During my university studies I struggled to feed my kids, to assure the roof over our heads.
The work was a scarce commodity for a young man with family obligations and zero experience. We survived somehow.
For the first 6 years of my career I was the sole breadwinner for our family. After two years of my IT career we managed to get a mortgage for a flat.
In 2010 I was laid off. It was an incentive for my wife to start her career. I quickly got the job with my current employer. In 2011 I bought my first car. Mazda 626, she is 15 years old.

Success

We have more than 4 monthly salaries equivalent in a savings account. I paid off my student loan this year. The only debt we have is the mortgage and the monthly payment is about 5% of our income.
What does all that mean in my eyes?
I’m successful. I have things, money and lifestyle no one else in my close family enjoys. I’m complacent. I’m smug.
And that’s the worst curse that can happen.

The complacency

If I’m successful, why should I change? I’m comfortable. I’m content with myself. There is no reason, no real motivation within me.
If what I have is enough, then why struggle to get more?

is THE curse

If you are complacent it’s close to impossibility to realize you perform below your real potential.
It took me several years to just think about that issue. Years! Only to think!
If you are complacent you don’t search for ways to improve yourself. Nobody tries to improve perfection 😉
I didn’t blame myself; I was congratulating myself:

Well done Michal, take things easy, eat, drink, have a good time.

If you are complacent and eventually decide to improve, it’s not easy.
Your ways are established. What is more, they really work! There is a reason you are complacent after all, isn’t there?

Friction

I didn’t know why I needed a change. I didn’t know what to change.
Errors in judgment? What are those? I don’t err!
If you are complacent, keeping the momentum is a tough job. With every small success your complacency grows and the friction grows.
I wrote my first booklet in English. It took me more than a month. I congratulated myself and was ready to be content with that.
The struggle to actually publish it was overwhelming. Find an editor, write the book description, order the cover…
What a fuss! And what for?!

Daily battle

But I kept my commitment and published the book. Sales started to trickle. My friends congratulated me. Strangers started to read my works.
A success! And the comeback of temptations to give up.
Why struggle more? For those few cents? My single overtime hour at my job is worth more than a month’s sales of my booklets on Amazon! (true up to October).

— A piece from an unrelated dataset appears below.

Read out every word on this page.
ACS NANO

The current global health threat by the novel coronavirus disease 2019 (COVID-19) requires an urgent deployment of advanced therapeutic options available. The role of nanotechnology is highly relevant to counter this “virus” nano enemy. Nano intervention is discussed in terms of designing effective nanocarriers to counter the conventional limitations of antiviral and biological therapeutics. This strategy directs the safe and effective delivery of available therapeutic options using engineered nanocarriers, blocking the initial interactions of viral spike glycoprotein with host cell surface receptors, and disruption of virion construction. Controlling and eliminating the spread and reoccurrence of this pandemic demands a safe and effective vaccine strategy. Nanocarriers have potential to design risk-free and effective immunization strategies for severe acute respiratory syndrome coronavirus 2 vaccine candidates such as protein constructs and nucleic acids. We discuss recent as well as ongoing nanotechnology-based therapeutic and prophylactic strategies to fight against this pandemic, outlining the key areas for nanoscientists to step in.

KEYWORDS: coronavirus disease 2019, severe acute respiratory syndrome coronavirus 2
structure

And it goes like that over and over again. Second book, my first website, third book, establishing the mailing list—every small success is an excuse to stop, to cease the fight.

Discipline

I think there is no fixed formula for breaking complacency. You cannot go directly from being content to desiring change. It cannot be obtained from an outside source. What ignited me and what keeps me going is the Lord’s grace. Power from within, but not my power.
What also help me are my daily disciplines. A lot of them. Complacent or not, I still have my daily obligations to fulfill. Somtimes only they keep me going.